Summer months in Minnesota means enjoying the outdoors. This year especially your family may be hiking in local parks. Unfortunately summer is also the peak season for ticks and Lyme disease. Lyme disease is caused by the bite of an infected black legged (deer) tick. Lyme disease is the most common tick borne disease in the US and all too common in MN.
Prevention is the best way to prevent tickborne illness.
- Blacklegged ticks (deer ticks) are found in wooded or brushy areas.
- Use repellant
- Products containing permethrin, which are used on clothing and gear, are especially recommended for people who spend a lot of time in wooded areas. Do not use permethrin on your skin.
- Concentrations up to 30 percent DEET are also safe for children (according to reports from the American Academy of Pediatrics). Do not use DEET for infants under two months of age.
- Bathe or shower after coming indoors to wash off and more easily find ticks that may be crawling on or attached to you.
- Search your entire body closely, especially hard-to-see areas (e.g. behind knees, groin area, and arm pits).
- Prompt tick removal is important in order to lower your risk of tickborne disease. A tick needs to be on your body for 1-2 days to be able to transmit the Lyme disease to you so nightly tick checks are ok.
- Use a pair of tweezers or your fingers to grasp the tick by the head, close to the skin.
- Pull the tick outward slowly, gently, and steadily.
- Clean the area with soap and water.
- Avoid folk remedies like Vaseline®, nail polish remover or burning matches – they are not a safe or effective way to remove ticks.

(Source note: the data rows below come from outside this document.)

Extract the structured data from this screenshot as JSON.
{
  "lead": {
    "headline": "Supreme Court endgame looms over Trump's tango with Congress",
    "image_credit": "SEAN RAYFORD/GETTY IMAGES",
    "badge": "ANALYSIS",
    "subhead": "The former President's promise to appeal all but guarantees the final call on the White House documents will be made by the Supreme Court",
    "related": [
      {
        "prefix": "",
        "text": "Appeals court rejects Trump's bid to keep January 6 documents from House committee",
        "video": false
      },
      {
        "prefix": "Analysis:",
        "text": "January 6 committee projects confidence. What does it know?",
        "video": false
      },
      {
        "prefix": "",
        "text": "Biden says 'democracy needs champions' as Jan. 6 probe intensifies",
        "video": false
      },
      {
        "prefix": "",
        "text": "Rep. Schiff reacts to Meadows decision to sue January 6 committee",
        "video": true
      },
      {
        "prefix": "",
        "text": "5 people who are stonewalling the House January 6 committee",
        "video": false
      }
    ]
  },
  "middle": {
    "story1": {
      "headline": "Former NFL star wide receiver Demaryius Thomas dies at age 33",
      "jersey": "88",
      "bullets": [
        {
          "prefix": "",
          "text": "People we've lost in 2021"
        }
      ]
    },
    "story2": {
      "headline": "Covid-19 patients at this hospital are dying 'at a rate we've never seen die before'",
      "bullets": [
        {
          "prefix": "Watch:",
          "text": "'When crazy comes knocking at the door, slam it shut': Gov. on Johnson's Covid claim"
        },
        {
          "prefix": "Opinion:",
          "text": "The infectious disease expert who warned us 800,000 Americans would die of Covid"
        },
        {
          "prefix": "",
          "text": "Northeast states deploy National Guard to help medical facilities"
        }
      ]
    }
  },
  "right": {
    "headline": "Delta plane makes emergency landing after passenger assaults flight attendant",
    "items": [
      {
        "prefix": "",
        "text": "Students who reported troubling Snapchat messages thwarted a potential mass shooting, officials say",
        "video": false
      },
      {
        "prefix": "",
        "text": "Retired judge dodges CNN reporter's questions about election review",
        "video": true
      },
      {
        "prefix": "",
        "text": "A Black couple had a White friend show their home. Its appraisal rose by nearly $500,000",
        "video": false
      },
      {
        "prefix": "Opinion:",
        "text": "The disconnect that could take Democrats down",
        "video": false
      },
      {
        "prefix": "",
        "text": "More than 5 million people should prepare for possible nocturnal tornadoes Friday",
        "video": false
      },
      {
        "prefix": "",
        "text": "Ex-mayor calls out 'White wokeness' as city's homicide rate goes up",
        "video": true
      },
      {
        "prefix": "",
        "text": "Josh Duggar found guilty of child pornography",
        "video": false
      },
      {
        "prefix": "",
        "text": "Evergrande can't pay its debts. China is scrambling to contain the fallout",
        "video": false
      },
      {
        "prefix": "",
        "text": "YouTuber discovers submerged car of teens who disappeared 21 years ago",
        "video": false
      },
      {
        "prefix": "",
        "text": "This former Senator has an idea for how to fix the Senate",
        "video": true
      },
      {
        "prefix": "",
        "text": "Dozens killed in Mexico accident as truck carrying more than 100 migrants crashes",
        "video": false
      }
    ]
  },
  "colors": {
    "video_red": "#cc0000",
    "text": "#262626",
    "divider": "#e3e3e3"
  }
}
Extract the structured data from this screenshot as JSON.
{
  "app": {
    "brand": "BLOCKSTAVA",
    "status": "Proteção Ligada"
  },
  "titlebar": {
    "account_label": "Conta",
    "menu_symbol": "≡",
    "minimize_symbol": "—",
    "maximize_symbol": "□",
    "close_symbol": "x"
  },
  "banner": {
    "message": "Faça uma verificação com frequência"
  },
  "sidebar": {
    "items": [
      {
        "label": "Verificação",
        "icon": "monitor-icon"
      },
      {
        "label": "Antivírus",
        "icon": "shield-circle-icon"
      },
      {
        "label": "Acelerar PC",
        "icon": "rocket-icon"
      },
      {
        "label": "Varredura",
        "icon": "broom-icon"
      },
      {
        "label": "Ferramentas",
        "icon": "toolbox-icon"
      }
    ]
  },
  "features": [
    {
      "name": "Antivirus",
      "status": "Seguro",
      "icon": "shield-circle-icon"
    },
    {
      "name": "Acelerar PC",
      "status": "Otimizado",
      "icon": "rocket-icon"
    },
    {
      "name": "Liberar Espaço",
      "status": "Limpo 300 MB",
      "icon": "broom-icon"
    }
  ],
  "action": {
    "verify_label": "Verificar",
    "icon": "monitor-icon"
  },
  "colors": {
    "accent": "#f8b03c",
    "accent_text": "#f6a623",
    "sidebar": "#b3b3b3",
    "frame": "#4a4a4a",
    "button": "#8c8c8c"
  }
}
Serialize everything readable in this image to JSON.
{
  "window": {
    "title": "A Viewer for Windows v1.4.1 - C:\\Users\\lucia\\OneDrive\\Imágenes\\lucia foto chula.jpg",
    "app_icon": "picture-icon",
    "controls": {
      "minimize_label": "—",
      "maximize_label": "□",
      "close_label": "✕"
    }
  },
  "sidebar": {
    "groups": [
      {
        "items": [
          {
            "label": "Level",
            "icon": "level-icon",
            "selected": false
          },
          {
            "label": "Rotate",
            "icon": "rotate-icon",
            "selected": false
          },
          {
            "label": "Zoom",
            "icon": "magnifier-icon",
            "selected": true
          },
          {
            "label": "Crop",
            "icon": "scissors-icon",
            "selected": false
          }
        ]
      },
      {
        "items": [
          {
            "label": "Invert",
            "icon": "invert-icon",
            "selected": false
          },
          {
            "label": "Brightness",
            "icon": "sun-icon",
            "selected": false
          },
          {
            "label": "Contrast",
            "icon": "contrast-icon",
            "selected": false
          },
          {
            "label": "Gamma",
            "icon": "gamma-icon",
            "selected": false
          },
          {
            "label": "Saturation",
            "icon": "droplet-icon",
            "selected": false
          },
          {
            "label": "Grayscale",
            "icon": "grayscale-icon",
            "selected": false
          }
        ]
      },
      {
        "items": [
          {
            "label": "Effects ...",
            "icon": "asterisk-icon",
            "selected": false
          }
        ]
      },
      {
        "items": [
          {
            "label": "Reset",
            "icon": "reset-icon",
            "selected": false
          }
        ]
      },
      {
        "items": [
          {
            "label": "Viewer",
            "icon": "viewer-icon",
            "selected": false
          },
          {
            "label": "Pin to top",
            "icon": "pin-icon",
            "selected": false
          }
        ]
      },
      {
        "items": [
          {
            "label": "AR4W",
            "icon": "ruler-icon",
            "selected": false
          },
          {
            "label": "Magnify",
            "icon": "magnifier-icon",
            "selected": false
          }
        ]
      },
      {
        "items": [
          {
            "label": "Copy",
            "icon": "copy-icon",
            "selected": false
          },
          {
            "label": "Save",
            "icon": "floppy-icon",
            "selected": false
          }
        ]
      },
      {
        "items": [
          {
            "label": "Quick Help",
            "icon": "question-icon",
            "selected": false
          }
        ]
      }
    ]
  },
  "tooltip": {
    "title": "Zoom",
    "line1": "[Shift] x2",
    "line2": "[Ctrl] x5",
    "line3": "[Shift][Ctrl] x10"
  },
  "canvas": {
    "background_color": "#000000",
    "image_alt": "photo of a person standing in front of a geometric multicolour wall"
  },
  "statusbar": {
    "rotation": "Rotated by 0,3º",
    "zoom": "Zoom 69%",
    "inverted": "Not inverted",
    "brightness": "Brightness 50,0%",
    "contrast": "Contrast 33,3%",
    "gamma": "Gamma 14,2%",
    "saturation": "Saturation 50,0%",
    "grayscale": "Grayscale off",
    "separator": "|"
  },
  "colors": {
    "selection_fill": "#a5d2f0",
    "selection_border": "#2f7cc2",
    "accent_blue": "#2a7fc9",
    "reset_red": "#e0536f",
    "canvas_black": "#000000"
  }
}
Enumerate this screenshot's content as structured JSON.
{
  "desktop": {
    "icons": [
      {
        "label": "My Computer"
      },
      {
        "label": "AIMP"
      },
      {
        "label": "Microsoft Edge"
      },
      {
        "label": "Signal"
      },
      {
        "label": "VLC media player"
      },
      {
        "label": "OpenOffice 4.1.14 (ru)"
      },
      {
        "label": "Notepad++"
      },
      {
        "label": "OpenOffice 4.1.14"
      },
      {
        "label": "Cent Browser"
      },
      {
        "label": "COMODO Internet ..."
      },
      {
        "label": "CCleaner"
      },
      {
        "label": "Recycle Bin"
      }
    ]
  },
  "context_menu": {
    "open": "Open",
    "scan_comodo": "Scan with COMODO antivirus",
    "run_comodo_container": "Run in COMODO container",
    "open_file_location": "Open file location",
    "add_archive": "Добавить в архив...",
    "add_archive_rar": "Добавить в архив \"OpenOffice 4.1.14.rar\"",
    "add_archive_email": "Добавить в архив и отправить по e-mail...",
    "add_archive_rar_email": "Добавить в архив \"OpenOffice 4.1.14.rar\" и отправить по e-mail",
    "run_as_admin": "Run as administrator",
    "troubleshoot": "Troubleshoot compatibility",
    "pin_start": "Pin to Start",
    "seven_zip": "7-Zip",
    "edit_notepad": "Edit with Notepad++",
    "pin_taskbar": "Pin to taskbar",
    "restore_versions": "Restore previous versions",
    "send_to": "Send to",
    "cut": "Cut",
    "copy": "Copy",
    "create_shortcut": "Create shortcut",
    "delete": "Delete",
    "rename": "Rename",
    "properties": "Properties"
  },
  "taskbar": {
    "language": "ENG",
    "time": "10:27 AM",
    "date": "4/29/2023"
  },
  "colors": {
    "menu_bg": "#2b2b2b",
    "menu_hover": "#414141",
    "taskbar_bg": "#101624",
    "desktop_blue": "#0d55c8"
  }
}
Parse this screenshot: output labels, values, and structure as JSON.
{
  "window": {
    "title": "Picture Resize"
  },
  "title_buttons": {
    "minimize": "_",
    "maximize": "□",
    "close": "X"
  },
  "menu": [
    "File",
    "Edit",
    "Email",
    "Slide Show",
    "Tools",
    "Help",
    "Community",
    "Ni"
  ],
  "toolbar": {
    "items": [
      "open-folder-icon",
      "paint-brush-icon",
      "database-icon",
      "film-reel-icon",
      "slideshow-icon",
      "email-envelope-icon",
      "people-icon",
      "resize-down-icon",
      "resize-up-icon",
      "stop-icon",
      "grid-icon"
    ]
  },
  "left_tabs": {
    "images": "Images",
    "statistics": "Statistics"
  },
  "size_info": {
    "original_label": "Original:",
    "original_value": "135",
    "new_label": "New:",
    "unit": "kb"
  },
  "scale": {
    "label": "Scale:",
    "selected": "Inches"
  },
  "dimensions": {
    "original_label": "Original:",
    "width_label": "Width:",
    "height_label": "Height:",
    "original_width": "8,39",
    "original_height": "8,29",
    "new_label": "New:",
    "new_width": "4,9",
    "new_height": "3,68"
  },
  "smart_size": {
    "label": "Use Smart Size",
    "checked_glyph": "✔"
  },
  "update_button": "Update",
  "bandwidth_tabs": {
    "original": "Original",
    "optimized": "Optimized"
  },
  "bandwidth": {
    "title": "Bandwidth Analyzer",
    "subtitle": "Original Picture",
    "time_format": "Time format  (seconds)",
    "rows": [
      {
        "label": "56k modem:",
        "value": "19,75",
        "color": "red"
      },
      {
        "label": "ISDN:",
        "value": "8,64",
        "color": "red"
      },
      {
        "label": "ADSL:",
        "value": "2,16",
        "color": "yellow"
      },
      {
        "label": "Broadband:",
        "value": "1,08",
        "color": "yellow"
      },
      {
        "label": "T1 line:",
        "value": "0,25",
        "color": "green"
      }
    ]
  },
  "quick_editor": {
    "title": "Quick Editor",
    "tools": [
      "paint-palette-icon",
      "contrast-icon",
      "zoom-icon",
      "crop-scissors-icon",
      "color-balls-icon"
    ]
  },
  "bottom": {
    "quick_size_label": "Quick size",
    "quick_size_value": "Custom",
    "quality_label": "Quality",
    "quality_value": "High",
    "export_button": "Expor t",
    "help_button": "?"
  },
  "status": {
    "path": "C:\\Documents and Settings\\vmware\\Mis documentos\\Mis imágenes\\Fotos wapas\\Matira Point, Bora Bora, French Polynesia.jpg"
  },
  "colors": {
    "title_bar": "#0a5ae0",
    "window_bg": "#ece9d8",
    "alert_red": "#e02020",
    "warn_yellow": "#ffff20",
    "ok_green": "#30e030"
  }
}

MN Department of Health has videos that show how to remove a tick as well as pictures of different ticks.
Symptoms of Lyme disease
- Early symptoms of a few days to weeks include a rash, although it may not always be a bullseye rash. A fever, fatigue and headache are often present. In children, the rash is the most common symptom.
- Later symptoms that can develop in the following days to weeks include ongoing fever, headaches, fatigue and weakness. A stiff neck, dizziness, and heart palpitations may develop as can weakness, numbness or pain in the arms, legs, and joints.
- Months later a child can still develop joint pain, fever and weakness.
There are blood tests available but these tests may not be positive for several weeks after the tick bite. It is recommended to come see your provider at South lake Pediatrics for a face to face check.
If detected early, antibiotics are often used to successfully treat Lyme disease.
Don’t let these small ticks ruin your fun outside. Get out there and explore. But take precautions and definitely do your tick checks!